A systematic review is a summary of available research on a particular topic; and similar to a literature review. It identifies, assesses and synthesises the findings from multiple studies to answer specific questions. The key difference from a literature review is that it approaches evidence systematically, thus avoiding potential bias in findings.
What did we do in our systematic review?
Last year, the EIB Group’s Evaluation Division conducted a systematic review of residential energy efficiency. This was the first time we used a systematic review. To ensure that we would get the most from this pilot, we worked with the International Initiative for Impact Evaluations, known as 3ie, a global leader in producing and synthesising rigorous evidence. Along the way we learned some lessons useful for other evaluators we’d like to share:
- Advantages of using a systematic review
- Why starting with an evidence map can be helpful
- Trade-offs to bear in mind when undertaking a systematic review
What are the advantages of a systematic review?
Often there is a large amount of existing evidence available. What’s more, findings from the evidence can at times appear to be contradictory, either due to the quality of the research, or because results are influenced by the circumstances under which the research has taken place. By collating, appraising and then summarising the evidence, systematic reviews facilitate the use of the evidence.

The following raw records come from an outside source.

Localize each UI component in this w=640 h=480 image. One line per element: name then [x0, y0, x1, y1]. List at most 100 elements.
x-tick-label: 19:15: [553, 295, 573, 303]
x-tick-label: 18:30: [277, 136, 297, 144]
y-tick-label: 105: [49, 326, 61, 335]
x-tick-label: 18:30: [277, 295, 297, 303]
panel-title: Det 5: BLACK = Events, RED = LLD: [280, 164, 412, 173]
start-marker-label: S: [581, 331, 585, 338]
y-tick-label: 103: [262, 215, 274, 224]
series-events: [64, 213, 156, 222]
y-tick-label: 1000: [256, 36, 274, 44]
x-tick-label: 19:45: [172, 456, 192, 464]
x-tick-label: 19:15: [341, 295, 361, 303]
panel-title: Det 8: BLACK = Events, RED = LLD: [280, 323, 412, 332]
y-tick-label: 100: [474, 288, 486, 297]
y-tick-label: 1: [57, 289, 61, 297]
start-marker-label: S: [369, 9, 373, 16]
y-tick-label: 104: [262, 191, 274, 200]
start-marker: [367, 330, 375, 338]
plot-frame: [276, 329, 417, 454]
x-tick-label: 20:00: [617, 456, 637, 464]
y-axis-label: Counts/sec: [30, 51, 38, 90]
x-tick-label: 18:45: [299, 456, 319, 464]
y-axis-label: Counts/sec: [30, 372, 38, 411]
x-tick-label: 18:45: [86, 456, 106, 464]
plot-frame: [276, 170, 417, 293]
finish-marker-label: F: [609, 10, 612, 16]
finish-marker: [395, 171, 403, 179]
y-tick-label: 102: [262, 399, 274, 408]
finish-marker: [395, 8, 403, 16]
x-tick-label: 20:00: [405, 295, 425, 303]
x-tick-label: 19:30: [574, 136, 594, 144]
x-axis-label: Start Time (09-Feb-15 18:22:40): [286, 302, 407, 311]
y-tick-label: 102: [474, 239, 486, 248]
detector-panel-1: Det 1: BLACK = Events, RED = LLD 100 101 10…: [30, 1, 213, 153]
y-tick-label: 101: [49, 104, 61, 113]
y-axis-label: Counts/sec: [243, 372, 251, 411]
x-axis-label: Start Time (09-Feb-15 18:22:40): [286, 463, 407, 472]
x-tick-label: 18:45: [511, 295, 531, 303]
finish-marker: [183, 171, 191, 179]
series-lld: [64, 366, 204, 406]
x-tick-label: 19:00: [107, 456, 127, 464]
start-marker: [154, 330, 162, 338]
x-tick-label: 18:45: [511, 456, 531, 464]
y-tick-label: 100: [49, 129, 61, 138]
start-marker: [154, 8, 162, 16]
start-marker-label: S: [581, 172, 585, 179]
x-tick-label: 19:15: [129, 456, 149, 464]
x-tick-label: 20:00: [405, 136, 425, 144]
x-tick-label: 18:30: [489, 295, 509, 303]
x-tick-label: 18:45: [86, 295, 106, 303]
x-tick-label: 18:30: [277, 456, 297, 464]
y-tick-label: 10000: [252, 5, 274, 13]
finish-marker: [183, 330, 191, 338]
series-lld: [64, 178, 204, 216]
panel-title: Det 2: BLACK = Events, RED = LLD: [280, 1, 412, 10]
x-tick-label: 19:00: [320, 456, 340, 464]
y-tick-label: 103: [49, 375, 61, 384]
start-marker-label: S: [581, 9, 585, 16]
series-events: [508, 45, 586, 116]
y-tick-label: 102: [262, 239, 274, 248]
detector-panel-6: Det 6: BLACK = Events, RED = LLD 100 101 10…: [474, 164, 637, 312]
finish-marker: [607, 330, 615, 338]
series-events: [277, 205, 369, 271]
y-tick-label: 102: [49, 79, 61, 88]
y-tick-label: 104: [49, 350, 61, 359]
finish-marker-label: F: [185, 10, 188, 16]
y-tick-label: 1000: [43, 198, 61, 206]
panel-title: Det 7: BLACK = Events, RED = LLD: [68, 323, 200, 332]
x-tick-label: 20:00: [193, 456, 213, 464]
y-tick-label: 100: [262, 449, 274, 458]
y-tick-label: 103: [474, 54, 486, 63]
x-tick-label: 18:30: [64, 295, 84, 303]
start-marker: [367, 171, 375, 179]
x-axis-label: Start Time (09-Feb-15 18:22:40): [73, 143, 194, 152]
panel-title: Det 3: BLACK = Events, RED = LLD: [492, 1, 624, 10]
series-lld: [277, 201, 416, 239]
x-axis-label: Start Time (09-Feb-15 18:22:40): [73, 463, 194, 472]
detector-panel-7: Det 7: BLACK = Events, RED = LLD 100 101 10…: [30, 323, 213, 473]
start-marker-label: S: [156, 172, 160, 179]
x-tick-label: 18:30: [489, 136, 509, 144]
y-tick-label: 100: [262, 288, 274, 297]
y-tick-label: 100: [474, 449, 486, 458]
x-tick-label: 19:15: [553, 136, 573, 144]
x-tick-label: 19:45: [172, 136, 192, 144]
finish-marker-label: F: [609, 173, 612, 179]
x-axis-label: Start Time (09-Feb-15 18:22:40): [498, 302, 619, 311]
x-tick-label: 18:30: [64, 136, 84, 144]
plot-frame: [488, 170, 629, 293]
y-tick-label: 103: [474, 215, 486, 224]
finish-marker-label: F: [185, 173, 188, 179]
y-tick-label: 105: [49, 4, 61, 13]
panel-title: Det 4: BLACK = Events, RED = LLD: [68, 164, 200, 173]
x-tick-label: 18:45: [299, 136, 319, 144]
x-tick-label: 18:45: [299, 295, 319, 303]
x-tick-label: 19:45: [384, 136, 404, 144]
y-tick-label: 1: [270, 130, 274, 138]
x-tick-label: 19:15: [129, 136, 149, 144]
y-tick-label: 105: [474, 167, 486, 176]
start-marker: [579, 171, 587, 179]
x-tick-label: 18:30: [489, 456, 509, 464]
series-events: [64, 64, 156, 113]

This makes them especially useful for decision makers without much time on their hands, who want to understand what works, and what doesn’t work under which circumstances. But systematic reviews are equally useful for evaluators and researchers who can see where a lot of solid evidence already exists and where gaps remain.
In a systematic review:
- The scope and methods are defined upfront in a study protocol, which sets out clear inclusion criteria (transparent)
- The search is comprehensive and includes published and unpublished studies, in any language (unbiased)
- A critical appraisal of the quality of studies is carried out to assess the reliability of studies that are included (rigorous)
- Data extraction and organisation is systematic and reproducible (transparency)
What is an evidence (gap) map?
An evidence gap map is a tool designed to provide an overview of the existing evidence on a topic.
Why starting with an evidence map can be useful
Instead of agreeing a topic and research question for our systematic review, then collecting the available evidence and synthesising the findings, we started the review by mapping the evidence. The advantages of this approach are that it puts together an inventory of all the available evidence, which can help identify future research priorities and void duplication of effort.